Tackling AMR with the IMF

This month is the first anniversary of the United Nations High-Level Meeting on Antimicrobial Resistance, which the United Kingdom’s independent Review on AMR helped to bring about. That moment last year was very gratifying for me, as the chairman of the Review, as well as for my team and the UK’s Chief Medical Officer, Sally Davies.

Tuesday, September 26, 2017

LONDON – This month is the first anniversary of the United Nations High-Level Meeting on Antimicrobial Resistance, which the United Kingdom’s independent Review on AMR helped to bring about. That moment last year was very gratifying for me, as the chairman of the Review, as well as for my team and the UK’s Chief Medical Officer, Sally Davies.

Last year’s High-Level Meeting resolved that member-state delegates are to reconvene for a progress assessment after two years – so, in September 2018. The meeting also called for the establishment of an Interagency Coordination Group to guide efforts in the fight against AMR during that two-year period. From what I have gathered, the group is being led by deeply committed individuals. And, more broadly, policymakers at the national and international levels have begun to pay more attention to the threat of AMR.

In fact, since the UN High-Level Meeting, the G20 has also made notable commitments in the battle against AMR. At the G20 summit in Hamburg, Germany, in July, governments agreed to establish an "R&D Collaboration Hub,” and to begin to phase out antibiotics in agriculture, where producers use them to promote animal growth.

The UK Review recommended that an additional $2 billion be earmarked for early-stage research into AMR, so the creation of an R&D hub is very welcome. But the agreement to limit the use of antibiotics in agriculture was even more significant. In the past, key G20 member states have resisted such commitments. And in the texts that served as a foundation for the UN High-Level Meeting, agriculture wasn’t even mentioned, owing to fear that it would render any eventual agreement dead on arrival.

The steps that the UN and the G20 have taken are encouraging. But the fight against AMR is hardly over, and has probably only just begun. Looking forward, one of the biggest challenges will be holding to account individual countries and multilateral organizations, such as the UN itself. How will we confirm that governments and institutions have followed through on their lofty declarations?

For starters, we can look at the intersection of economics and public health. There are many ways that international institutions can use economic-policy levers to reduce significantly the probability of infectious-disease outbreaks, and to increase vulnerable countries’ resilience to such risks.
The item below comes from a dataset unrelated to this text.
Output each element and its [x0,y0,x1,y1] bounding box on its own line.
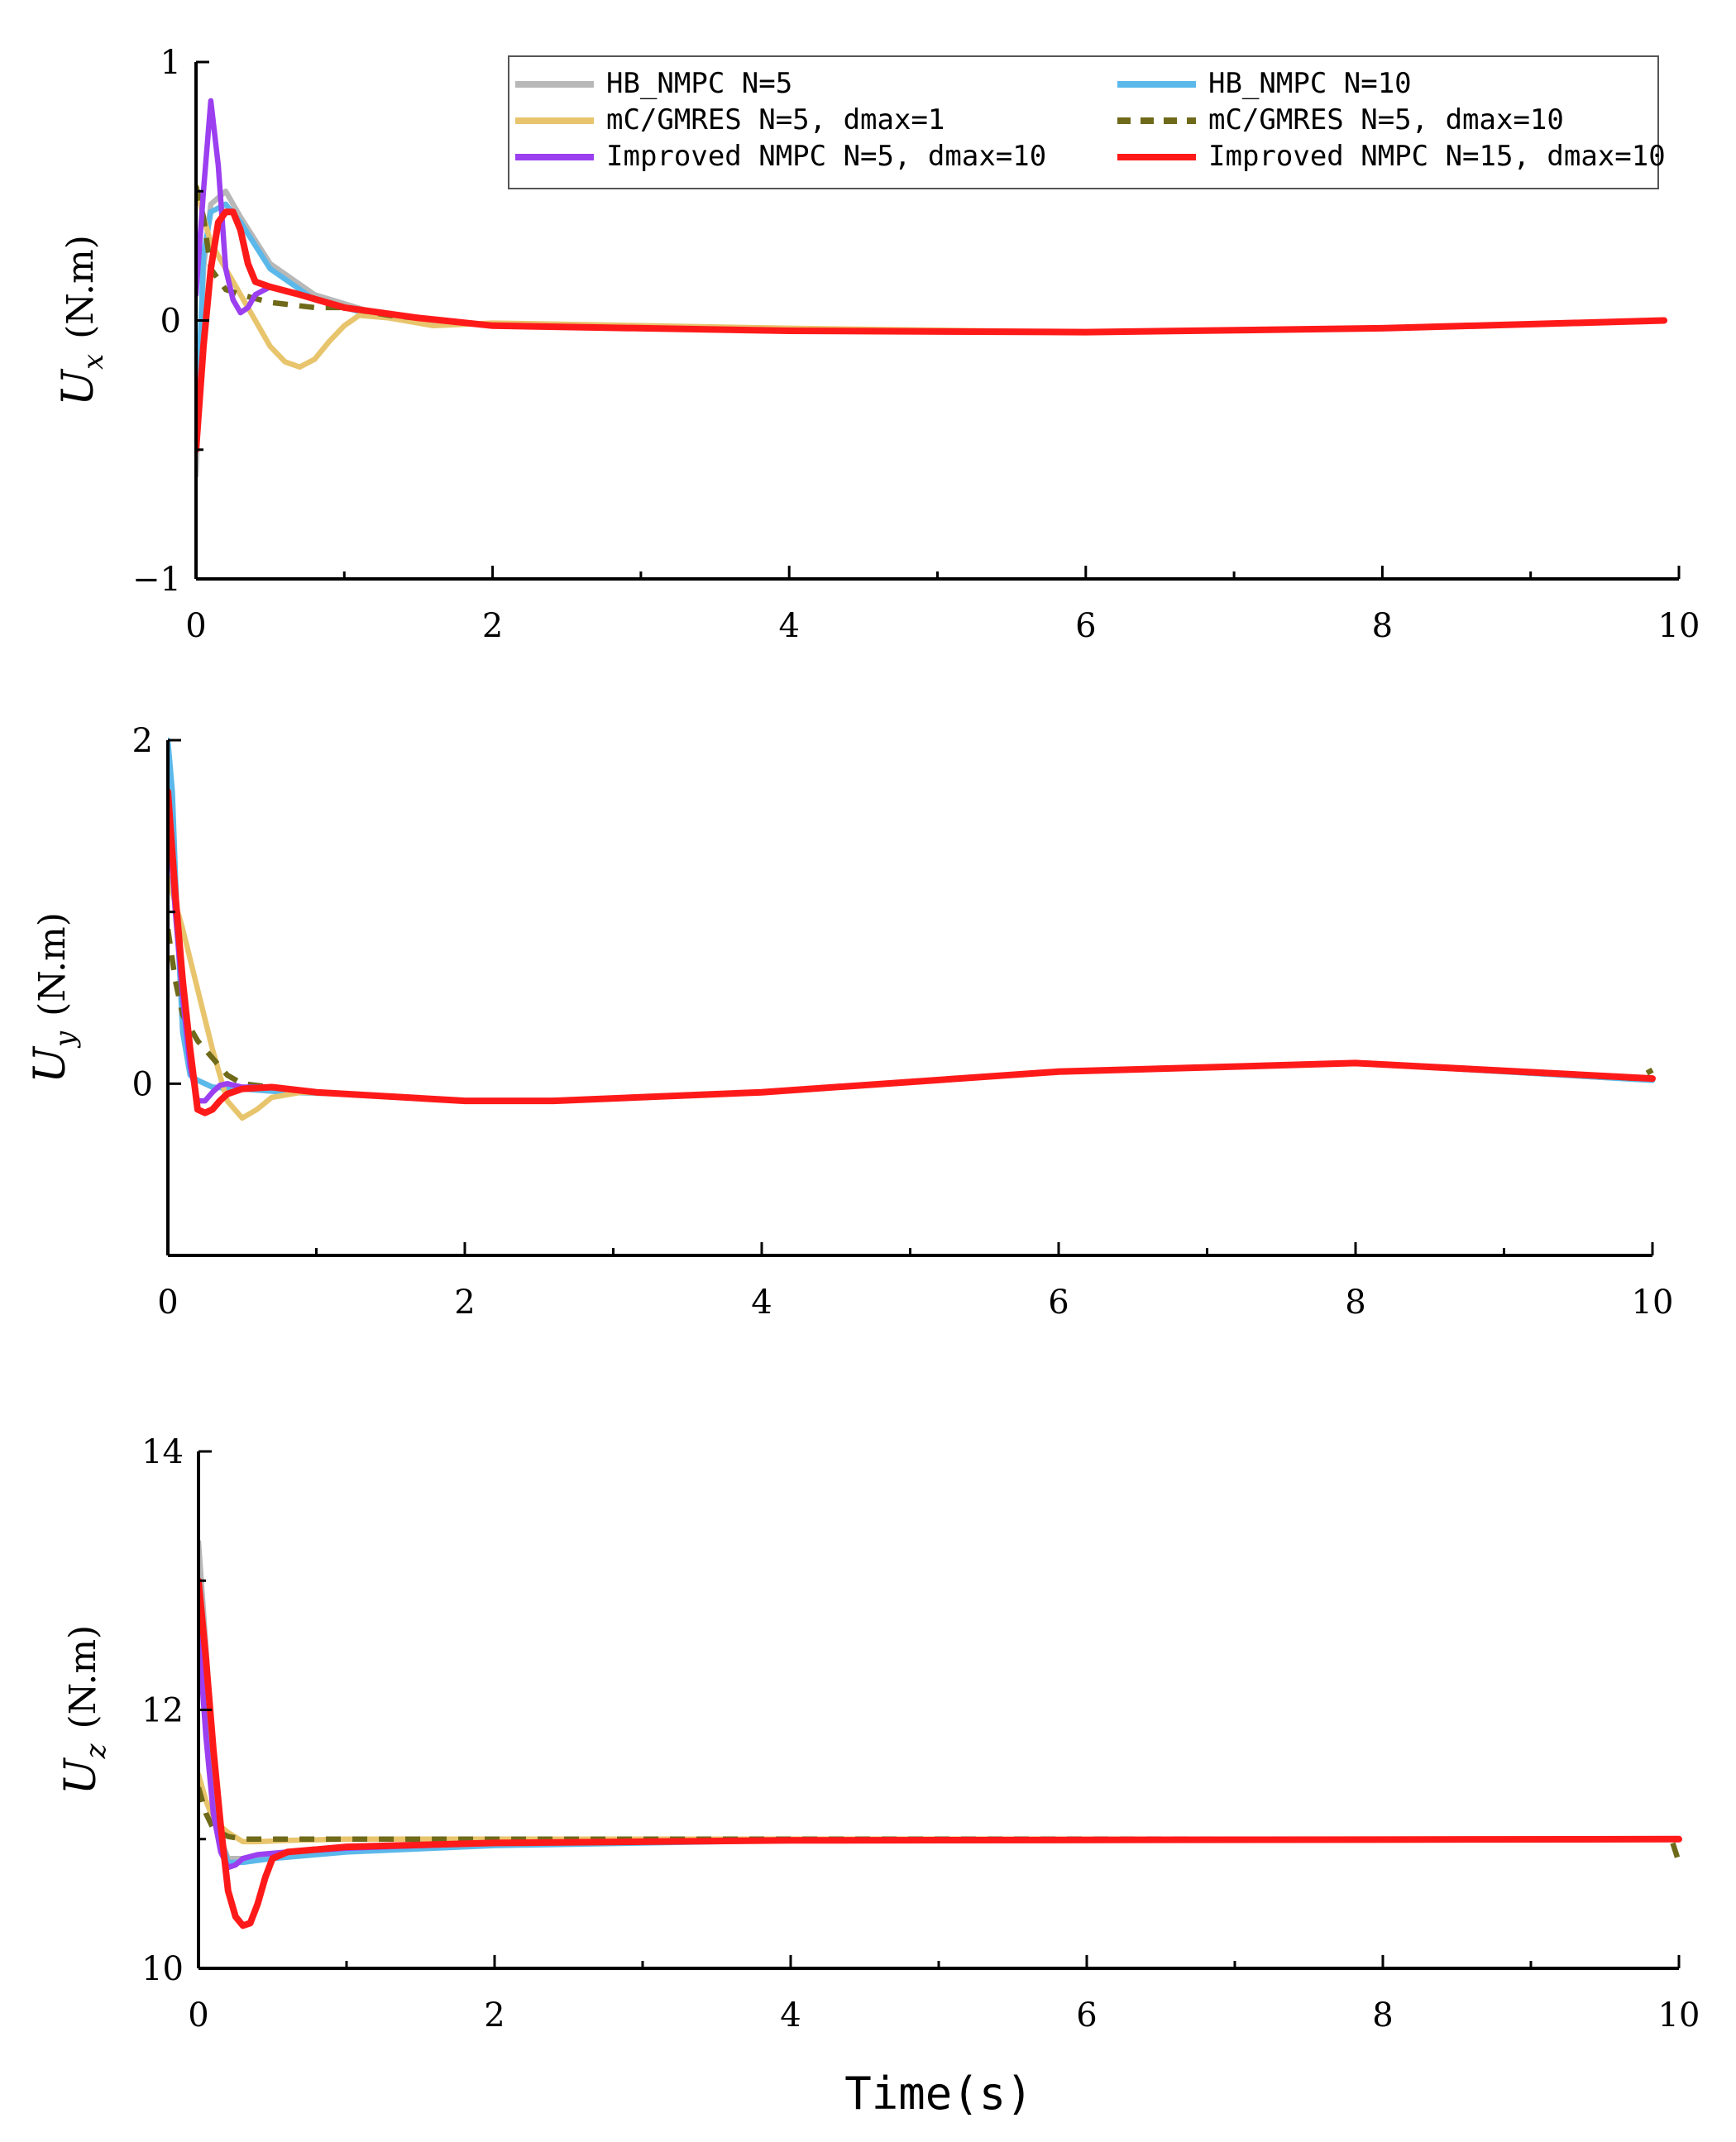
y-tick-label: 0 [160,303,181,341]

To my mind, the International Monetary Fund should take the lead. As Peter Sands and his colleagues show in a May 2016 study in The Lancet, infectious-disease outbreaks have far-reaching economic costs, and yet they are rarely, if ever, factored into assessments of macroeconomic risk. The IMF already conducts regular reviews of countries’ economic health, and financial markets give significant weight to its analyses. For the sake of economic as well as public health, the Fund would do well to start tracking countries’ progress in the fight against AMR as well.

The European Union declared more than ten years ago that it would fully phase out the use of antibiotics for animal growth promotion. But who, other than the occasional investigative journalist, has ever actually delved into EU member states’ progress toward that goal?

In the UK, my Review colleagues and I were quite impressed by the government’s formal policy response to our recommendations, especially with respect to reducing antibiotic prescriptions, preventing hospital-acquired infections, and limiting the use of antibiotics in farming to 50 milligrams per kilogram of livestock.

Over the past year, I have given public talks at some of the British universities that are actively working on the AMR threat. I have been encouraged to see more academic researchers pursuing this topic than in the past. But when I have quizzed my audiences, I have come to realize that hardly anyone knows about the government’s policy response. This could mean that my audiences are simply uninformed; but I doubt that. What is more likely is that the government has not yet followed through on its commitments.

The IMF is ideally suited to get to the bottom of this question as a part of its routine economic assessments. And its analyses would be even more valuable to less wealthy countries, where preventing outbreaks of infectious diseases could directly boost long-term economic growth.

One last concern that I have on this first anniversary of the UN High-Level Meeting is that policymakers still need to agree on a source of funding for the market-entry rewards intended to encourage the development of new drugs and diagnostics. Such innovations will be crucial for preventing and detecting AMR, and an incentive mechanism to stimulate them is increasingly regarded as the right way to go. That, too, is a topic on which the IMF could provide invaluable advice.

 

Jim O’Neill, a former chairman of Goldman Sachs Asset Management and a former UK Treasury Minister, is Honorary Professor of Economics at Manchester University and former Chairman of the British government’s Review on Antimicrobial Resistance.